Scientists have previously detected important organic molecules in carbon-rich meteorites found on Earth. But there is a question as to whether these space rocks were contaminated by exposure to the Earth’s environment after landing.

“Our key finding is that uracil and niacin, both biologically significant, are indeed present in extraterrestrial environments, and they may have been supplied to the early Earth as a component of asteroids and meteorites. We suspect that they played a role in pre-evolutionary biology on Earth and possibly the appearance of the first life,” said astrophysicist Yasuhiro Oba of Hokkaido University. in Japan, said lead author of the study published in the journal Nature Communications.

“These molecules on Ryugu were recovered in a pristine extraterrestrial environment,” says Oba. “It was sampled directly on asteroid Ryugu and returned to Earth, and ultimately to laboratories, without any exposure to terrestrial contaminants.”

RNA, which stands for ribonucleic acid, would not be possible without uracil.
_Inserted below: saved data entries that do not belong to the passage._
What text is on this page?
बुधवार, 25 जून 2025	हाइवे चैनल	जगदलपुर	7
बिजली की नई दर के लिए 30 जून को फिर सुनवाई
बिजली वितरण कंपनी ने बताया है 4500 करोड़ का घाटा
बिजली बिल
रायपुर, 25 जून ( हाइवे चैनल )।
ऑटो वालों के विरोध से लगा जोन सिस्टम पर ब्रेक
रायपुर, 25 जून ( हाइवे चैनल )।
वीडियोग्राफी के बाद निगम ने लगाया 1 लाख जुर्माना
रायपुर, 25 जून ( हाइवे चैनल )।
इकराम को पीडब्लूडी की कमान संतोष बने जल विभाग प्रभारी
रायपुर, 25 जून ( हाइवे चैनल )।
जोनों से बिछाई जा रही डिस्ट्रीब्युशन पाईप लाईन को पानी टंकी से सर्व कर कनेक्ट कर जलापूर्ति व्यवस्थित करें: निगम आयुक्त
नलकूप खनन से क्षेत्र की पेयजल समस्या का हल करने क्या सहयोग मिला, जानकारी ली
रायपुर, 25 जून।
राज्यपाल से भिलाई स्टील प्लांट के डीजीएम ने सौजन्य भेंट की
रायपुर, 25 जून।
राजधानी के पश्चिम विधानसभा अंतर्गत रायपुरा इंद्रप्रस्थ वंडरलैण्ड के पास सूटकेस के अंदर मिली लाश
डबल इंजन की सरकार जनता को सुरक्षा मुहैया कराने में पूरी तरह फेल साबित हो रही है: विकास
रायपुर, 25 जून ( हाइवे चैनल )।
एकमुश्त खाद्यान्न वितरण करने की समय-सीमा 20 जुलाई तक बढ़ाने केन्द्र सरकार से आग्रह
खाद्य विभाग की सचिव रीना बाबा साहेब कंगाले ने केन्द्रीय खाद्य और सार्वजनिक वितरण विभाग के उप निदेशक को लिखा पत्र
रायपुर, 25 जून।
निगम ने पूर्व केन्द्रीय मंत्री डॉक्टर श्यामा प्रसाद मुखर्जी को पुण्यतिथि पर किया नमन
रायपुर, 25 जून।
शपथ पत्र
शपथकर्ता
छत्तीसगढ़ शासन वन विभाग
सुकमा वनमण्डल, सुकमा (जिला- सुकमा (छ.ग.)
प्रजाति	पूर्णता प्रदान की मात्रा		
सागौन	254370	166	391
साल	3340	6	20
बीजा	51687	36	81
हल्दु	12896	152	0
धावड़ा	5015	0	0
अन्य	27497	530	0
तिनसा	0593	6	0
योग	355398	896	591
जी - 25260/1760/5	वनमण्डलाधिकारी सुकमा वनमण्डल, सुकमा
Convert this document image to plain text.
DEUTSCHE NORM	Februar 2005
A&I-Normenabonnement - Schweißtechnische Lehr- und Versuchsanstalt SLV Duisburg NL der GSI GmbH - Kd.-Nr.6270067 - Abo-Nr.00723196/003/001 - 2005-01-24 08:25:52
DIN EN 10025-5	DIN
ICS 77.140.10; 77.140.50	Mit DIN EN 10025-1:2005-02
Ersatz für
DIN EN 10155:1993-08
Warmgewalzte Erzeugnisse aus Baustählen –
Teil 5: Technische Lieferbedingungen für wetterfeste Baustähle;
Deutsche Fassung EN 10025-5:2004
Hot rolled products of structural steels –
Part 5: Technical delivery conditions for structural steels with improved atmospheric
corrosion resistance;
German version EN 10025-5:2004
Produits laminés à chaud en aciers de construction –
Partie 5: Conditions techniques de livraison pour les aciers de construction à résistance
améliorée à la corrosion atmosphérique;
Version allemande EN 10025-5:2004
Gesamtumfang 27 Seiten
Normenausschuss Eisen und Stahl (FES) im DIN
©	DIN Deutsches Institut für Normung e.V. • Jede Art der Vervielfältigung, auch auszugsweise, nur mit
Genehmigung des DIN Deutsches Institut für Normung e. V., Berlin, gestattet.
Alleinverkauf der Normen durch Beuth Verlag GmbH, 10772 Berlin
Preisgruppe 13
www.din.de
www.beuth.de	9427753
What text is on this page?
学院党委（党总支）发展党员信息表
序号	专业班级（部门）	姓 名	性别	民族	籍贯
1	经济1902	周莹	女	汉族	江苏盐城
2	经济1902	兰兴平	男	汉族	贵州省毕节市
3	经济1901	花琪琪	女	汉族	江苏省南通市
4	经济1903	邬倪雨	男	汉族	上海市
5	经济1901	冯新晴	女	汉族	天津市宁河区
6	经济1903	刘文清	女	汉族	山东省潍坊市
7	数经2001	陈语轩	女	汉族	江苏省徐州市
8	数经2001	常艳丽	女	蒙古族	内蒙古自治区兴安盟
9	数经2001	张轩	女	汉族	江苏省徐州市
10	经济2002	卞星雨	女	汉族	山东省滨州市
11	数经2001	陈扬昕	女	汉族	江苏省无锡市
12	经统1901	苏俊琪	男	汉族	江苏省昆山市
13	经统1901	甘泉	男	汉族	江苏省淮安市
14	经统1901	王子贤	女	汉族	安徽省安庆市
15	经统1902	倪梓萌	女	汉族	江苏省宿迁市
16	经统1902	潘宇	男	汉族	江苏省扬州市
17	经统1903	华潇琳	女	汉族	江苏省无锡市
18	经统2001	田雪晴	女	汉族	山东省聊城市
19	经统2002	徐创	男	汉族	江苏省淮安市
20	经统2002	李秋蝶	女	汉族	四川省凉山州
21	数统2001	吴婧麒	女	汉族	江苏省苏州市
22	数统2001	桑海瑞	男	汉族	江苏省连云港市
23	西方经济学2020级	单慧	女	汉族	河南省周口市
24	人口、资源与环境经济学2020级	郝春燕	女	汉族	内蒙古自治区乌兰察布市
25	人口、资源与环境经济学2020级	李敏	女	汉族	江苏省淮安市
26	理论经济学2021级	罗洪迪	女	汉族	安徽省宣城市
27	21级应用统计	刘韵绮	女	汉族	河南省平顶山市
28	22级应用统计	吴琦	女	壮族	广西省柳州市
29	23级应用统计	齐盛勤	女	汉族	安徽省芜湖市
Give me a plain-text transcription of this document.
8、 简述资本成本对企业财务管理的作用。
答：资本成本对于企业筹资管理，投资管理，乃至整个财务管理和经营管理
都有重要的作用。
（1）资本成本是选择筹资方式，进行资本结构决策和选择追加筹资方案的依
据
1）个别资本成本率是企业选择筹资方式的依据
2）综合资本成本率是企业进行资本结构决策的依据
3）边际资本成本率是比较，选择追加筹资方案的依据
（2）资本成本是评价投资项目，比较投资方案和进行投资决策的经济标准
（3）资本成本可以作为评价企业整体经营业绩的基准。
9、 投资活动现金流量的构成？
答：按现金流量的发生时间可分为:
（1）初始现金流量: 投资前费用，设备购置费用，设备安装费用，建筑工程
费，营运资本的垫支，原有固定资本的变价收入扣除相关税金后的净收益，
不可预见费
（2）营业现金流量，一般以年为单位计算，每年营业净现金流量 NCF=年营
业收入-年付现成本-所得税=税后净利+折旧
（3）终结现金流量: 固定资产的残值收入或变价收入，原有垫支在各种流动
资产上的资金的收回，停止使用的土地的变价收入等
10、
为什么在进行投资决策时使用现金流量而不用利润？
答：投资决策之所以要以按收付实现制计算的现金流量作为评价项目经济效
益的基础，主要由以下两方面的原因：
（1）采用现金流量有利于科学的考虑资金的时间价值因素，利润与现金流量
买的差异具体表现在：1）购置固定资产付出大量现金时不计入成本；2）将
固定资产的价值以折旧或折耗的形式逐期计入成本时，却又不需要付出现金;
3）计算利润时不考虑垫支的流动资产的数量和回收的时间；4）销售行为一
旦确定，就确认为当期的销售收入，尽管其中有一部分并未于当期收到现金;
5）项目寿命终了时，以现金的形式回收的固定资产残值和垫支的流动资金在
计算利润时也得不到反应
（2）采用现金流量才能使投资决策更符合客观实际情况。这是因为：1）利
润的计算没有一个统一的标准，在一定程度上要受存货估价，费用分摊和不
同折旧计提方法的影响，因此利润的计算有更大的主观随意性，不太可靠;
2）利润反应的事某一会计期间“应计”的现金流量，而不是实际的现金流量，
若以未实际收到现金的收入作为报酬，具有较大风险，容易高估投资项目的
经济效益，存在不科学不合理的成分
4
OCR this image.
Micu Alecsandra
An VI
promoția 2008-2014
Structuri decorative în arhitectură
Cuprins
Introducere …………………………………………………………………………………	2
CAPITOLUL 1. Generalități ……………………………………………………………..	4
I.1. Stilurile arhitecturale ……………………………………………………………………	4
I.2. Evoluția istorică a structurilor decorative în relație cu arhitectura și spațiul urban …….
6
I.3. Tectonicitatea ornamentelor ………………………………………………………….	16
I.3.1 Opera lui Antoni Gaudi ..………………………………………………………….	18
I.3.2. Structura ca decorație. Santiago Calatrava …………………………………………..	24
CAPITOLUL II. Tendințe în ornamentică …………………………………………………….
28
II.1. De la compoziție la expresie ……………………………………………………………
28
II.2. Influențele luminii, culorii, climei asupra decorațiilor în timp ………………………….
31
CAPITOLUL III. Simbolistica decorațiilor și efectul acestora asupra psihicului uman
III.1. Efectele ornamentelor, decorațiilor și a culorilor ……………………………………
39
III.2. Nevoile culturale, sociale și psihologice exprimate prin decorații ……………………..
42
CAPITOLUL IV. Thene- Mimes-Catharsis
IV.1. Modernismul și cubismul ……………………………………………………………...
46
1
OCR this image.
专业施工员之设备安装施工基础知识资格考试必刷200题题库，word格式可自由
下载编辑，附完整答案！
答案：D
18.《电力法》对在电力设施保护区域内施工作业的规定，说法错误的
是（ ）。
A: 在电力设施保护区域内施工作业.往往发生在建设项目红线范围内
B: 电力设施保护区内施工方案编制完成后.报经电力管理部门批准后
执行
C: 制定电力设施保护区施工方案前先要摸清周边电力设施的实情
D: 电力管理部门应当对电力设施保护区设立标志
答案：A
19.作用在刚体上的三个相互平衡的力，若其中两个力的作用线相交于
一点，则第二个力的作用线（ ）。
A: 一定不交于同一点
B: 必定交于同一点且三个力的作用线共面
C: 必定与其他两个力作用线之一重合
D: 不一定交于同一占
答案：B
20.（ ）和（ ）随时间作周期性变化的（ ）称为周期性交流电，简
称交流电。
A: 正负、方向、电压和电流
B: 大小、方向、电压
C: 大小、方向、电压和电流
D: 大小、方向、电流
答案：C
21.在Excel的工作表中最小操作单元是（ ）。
RNA, a molecule found in all living cells, is important in the encoding, regulation and functioning of genes. RNA is structurally similar to DNA, a molecule that carries the genetic blueprint of an organism.

Niacin is important in boosting metabolism and can help create the “energy” that powers living organisms.

The researchers extracted uracil, niacin, and several other organic compounds in the Ryugu samples by immersing the material in hot water, then performing analyzes called liquid chromatography and mass spectrometry. high resolution.

Organic astrophysicist and study co-author Yoshinori Takano of the Japan Agency for Marine-Earth Science and Technology (JAMSTEC) said he is now looking forward to the results of the analysis of the returned samples to Earth. in September from another asteroid. The US space agency NASA on the OSIRIS-REx mission collected samples in 2020 from the asteroid Bennu.

Oba said uracil and niacin were found at both landing sites on Ryugu, which are about half a mile (900 meters) in diameter and are classified as near-Earth asteroids. Concentrations of compounds were higher at one of the sites than at the other.

Samples from the lower concentration site, taken from surface material, are more susceptible to decay due to energetic particles launched in space, Oba said. The sample from the other site was mainly taken from subsurface material that is better protected from degradation, Oba added.

Asteroids are primordial rocky objects that formed in the early solar system. The researchers suggest that the organic compounds found on Ryugu may have formed with the help of chemical reactions caused by starlight in icy materials located in interstellar space. Why.